Kubernetes' NFD feature ensures that workloads requiring high-performance storage (like databases or data pipelines) are scheduled on the appropriate nodes with SSD or NVMe storage, ensuring higher throughput and reduced latency for storage-bound applications.

Example:
In a Kubernetes deployment, you can use node affinity to schedule database pods on nodes with local SSD storage:

affinity:
  nodeAffinity:
    requiredDuringSchedulingIgnoredDuringExecution:
      nodeSelectorTerms:
        - matchExpressions:
            - key: storage-type
              operator: In
              values:
                - "ssd"

3) Efficient Scheduling for Custom Hardware 🛠️

If you have custom hardware in your data center, such as specialized network devices or accelerators, you can extend NFD to discover and label these features. This makes Kubernetes more flexible and adaptable to your custom infrastructure.

Example:
Let’s say you have specialized network hardware for high-speed data processing.
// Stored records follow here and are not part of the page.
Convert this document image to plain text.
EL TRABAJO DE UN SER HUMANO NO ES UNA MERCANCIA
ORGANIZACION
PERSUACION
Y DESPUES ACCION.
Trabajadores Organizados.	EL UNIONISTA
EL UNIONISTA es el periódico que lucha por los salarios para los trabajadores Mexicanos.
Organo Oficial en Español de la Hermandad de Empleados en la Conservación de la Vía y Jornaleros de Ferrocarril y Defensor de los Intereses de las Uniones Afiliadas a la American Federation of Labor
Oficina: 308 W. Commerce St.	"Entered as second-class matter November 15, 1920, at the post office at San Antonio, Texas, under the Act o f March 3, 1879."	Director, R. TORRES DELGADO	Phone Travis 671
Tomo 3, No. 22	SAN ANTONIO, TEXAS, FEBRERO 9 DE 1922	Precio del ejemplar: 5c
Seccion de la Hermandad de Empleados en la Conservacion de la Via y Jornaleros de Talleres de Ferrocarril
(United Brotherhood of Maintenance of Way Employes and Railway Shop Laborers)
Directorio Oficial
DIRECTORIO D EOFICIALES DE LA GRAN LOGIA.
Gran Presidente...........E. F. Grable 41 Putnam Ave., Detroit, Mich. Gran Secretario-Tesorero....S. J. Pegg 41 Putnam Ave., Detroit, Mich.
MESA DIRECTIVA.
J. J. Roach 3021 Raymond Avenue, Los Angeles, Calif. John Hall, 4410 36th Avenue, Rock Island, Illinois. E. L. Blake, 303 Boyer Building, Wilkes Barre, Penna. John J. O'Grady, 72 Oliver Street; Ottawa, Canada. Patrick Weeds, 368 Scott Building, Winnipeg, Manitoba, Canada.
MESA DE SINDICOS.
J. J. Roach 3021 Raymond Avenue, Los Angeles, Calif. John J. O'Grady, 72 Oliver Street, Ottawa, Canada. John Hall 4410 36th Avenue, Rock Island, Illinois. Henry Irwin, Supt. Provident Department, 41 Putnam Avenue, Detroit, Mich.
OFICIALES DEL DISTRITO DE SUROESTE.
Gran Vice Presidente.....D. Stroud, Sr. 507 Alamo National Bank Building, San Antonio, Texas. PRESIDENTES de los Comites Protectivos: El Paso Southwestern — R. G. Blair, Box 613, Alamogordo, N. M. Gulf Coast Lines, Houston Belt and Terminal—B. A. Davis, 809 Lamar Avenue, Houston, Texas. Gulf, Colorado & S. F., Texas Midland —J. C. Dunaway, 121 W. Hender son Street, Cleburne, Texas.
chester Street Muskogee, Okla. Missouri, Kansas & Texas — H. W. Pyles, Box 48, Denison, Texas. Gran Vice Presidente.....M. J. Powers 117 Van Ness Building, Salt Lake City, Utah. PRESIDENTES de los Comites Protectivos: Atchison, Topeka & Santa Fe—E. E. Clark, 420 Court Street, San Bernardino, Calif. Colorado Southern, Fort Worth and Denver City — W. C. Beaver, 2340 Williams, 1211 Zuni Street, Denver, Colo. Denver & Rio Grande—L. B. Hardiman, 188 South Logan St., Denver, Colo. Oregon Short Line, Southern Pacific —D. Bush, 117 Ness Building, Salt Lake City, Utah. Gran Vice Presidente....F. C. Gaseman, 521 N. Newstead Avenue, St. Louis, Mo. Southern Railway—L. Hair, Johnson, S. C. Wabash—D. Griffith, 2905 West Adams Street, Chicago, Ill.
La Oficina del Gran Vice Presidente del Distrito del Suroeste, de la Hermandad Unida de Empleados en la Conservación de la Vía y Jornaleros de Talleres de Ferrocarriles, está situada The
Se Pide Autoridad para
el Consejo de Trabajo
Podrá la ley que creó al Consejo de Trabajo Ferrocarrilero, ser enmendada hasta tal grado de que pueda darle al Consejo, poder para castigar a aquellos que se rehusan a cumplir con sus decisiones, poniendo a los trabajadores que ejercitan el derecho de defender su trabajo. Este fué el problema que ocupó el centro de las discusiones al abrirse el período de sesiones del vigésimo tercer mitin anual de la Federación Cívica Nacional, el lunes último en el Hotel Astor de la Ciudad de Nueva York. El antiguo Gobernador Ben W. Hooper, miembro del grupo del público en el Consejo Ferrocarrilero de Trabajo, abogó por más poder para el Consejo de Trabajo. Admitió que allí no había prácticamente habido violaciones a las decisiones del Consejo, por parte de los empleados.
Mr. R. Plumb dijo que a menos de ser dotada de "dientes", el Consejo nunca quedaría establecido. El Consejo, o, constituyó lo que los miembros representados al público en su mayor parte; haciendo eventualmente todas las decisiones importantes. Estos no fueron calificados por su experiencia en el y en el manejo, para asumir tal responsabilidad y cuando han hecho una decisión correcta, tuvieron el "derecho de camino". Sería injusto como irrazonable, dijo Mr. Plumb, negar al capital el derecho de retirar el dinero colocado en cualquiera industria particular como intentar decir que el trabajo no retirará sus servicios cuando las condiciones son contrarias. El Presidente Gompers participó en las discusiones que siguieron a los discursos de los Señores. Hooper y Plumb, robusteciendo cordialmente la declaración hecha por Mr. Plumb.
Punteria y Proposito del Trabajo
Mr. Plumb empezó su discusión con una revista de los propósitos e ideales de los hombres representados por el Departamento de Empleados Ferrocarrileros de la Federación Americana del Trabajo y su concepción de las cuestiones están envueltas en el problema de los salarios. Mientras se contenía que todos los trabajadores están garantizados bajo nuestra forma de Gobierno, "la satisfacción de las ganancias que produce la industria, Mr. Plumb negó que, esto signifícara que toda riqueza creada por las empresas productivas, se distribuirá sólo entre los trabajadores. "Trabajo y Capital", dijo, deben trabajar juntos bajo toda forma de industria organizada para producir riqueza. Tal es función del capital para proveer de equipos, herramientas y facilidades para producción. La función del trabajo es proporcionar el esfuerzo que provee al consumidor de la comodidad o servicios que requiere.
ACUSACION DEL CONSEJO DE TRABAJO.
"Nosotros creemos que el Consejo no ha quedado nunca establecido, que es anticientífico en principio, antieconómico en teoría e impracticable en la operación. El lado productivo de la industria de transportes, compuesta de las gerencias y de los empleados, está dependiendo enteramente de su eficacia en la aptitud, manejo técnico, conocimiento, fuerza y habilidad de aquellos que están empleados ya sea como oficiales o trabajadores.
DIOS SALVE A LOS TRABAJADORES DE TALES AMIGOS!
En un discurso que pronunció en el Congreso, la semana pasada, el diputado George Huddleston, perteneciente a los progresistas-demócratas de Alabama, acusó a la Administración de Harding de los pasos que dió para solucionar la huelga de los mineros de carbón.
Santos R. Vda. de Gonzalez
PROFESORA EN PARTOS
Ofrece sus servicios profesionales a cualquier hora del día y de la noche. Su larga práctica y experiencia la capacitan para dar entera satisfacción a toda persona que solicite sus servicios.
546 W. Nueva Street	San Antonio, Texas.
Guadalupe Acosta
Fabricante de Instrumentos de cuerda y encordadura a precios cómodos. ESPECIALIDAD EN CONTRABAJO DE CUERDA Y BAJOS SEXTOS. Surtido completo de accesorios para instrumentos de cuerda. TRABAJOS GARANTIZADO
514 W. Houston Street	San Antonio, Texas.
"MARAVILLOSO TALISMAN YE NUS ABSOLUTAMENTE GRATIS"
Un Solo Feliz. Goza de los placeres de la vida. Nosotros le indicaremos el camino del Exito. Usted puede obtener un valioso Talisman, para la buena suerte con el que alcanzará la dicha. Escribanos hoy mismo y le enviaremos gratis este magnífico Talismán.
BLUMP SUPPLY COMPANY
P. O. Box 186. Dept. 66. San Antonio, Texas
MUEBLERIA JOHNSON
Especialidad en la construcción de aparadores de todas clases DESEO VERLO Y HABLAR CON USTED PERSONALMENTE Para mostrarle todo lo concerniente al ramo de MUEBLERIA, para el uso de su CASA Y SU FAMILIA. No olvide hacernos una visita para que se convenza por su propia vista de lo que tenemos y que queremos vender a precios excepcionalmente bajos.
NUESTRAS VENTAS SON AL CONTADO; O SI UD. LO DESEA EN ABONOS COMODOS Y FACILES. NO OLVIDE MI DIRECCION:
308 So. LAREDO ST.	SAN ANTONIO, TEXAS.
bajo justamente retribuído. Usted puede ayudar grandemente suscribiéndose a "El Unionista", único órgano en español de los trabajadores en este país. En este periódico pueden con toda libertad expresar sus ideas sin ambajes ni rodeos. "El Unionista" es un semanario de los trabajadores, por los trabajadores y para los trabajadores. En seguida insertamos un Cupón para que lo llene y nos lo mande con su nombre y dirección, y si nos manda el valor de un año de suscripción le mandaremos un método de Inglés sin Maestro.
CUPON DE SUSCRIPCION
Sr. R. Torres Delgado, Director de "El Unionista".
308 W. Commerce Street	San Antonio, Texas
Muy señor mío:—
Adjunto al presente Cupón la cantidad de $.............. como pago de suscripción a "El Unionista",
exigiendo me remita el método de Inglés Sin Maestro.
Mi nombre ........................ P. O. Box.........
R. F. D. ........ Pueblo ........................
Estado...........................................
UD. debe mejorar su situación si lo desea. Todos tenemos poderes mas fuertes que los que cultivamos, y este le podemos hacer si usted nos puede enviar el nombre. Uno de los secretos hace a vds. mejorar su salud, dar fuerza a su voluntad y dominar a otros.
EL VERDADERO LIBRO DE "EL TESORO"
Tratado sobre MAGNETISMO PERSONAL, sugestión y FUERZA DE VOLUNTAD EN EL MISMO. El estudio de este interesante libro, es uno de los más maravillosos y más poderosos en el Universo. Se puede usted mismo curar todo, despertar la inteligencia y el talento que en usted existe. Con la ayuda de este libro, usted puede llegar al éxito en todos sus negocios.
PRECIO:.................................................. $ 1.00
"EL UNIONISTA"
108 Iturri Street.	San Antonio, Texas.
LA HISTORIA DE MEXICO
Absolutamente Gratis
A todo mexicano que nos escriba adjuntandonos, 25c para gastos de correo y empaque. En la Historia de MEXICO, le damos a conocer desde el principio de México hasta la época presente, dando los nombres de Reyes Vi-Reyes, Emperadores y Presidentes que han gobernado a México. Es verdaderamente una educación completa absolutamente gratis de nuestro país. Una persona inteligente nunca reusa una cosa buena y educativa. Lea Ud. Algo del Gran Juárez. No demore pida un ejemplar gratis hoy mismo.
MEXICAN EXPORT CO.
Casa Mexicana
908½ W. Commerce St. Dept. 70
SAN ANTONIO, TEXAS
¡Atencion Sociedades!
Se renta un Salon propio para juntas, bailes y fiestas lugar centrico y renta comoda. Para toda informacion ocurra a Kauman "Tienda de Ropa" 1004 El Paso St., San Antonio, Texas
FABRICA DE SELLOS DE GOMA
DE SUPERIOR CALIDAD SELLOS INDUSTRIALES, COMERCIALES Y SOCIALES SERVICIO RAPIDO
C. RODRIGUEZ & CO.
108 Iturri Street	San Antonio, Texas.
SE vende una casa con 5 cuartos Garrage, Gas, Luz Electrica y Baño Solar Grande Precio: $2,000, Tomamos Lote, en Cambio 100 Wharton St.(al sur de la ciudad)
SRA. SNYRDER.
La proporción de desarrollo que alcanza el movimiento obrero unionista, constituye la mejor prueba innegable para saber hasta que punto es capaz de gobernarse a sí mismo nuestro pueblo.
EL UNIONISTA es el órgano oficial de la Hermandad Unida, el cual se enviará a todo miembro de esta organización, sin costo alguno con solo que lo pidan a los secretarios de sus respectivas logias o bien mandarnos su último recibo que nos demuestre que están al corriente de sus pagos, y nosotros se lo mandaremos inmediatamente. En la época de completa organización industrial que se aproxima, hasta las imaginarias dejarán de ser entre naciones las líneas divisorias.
You can extend NFD to label nodes with this feature and then use node affinity to ensure that data-processing workloads are scheduled on the correct nodes.

affinity:
  nodeAffinity:
    requiredDuringSchedulingIgnoredDuringExecution:
      nodeSelectorTerms:
        - matchExpressions:
            - key: network-speed
              operator: In
              values:
                - "high-speed"

4) How to Set Up Node Feature Discovery in Kubernetes 1.32

Here’s a simple guide to getting started with Node Feature Discovery in Kubernetes 1.32.

  1. Install Node Feature Discovery (NFD) To install NFD, you can apply the official Kubernetes manifests:
kubectl apply -f https://github.com/kubernetes-sigs/node-feature-discovery/releases/download/v0.9.0/nfd.yaml
  1. Verify NFD is Running Check if the NFD DaemonSet is running:
kubectl get pods -n node-feature-discovery
  1. Using Node Affinity with NFD Labels

Once NFD is running, you can start using the labels it generates. For example, to schedule a pod on a node with a GPU:

apiVersion: apps/v1
kind: Deployment
metadata:
  name: gpu-app
spec:
  replicas: 1
  selector:
    matchLabels:
      app: gpu-app
  template:
    metadata:
      labels:
        app: gpu-app
    spec:
      containers:
      - name: gpu-container
        image: my-gpu-image
      affinity:
        nodeAffinity:
          requiredDuringSchedulingIgnoredDuringExecution:
            nodeSelectorTerms:
            - matchExpressions:
                - key: nfd.example.com/gpu
                  operator: In
                  values:
                    - "true"

Conclusion

With the introduction of new features in Kubernetes 1.32 NFD, heterogeneous hardware resource management for large-scale Kubernetes clusters has just been made easier. These new features include improved hardware feature detection, GPU detection, and the ability for users to generate their own feature discover; all of these improvements render Kubernetes highly flexible and optimized for demanding workloads such as AI/ML, high-throughput storage, and custom hardware.

As the complexity and size of clusters increase, features like NFD become paramount in ensuring hardware allocation for maximum efficiency in workload scheduling, thus minimizing wastage. With such enhancements, this makes Kubernetes still the best candidate for heterogeneous large-scale workload management in diverse environments.